Nessun tassista responsabile di stalking verso l'ex manager di Uber

Il gup di Milano stabilisce il non luogo a procedere per stalking ma rinvia a giudizio nove tassisti per diffamazione

Nessun tassista commise il reato di stalking nei confronti di Benedetta Arese Lucini, all'epoca country manager di Uber Italia. Il gup di Milano Tommaso Perna ha emesso la sentenza di non luogo a procedere per i quattordici imputati ritenendo che le azioni dei tassisti non avessero valenza persecutoria o molesta. Rinviati a giudizio invece nove dei quattordici per l'accusa di diffamazione.

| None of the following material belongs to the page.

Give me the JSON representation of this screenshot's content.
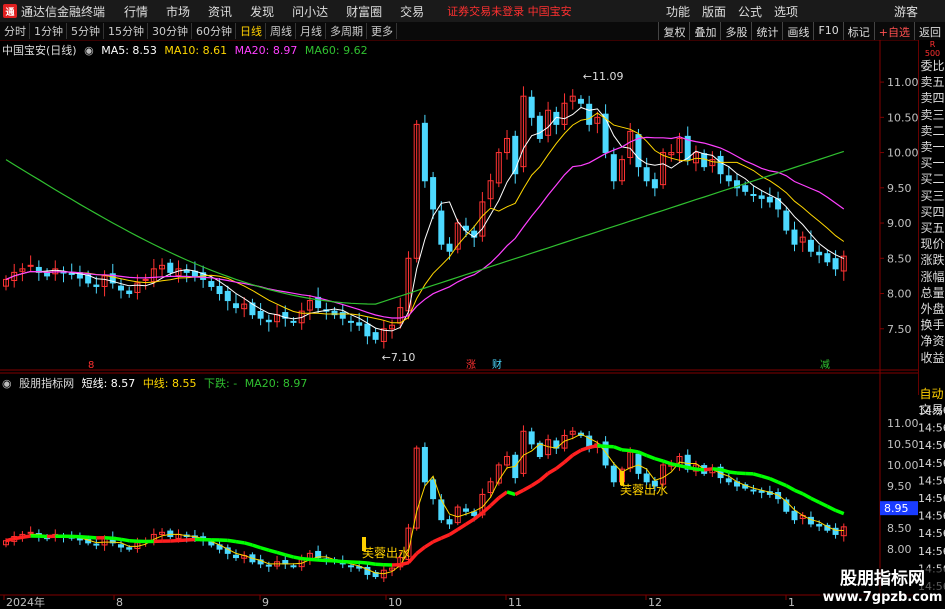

I fatti risalgono al 2014 e 2015. In quel periodo i tassisti milanesi erano inferociti contro Uber, la multinazionale che, attraverso un'app, rende possibile e rapido prenotare un autista Ncc facendo, di fatto, diretta concorrenza al taxi. Le regole del servizio Ncc sono però piuttosto stringenti (ad esempio, bisogna sempre partire dalla propria autorimessa) e non sempre venivano rispettate dagli autisti. Le cronache dell'epoca sono piene di fatti clamorosi e proteste molto dure.

Nel 2020 la procura ha chiesto il rinvio a giudizio per stalking e diffamazione per quattordici tassisti. Ora l'esito parzialmente favorevole a questi ulltimi. Nelle imputazioni della procura si faceva riferimento ad aggressioni fisiche e verbali nei confronti dell'ex manager di Uber, ma anche a vari striscioni comparsi nelle strade di Milano. Tra cui quello appeso nel quartiere di Brera, dove viveva Arese Lucini, con la scritta «Benedetta Arese Lucini puttana riceve in corso ... e per Maran è gratis», riferendosi all'assessore Pierfrancesco Maran, all'epoca con delega alla mobilità, ritenuto dai tassisti troppo morbido nei confronti di Uber.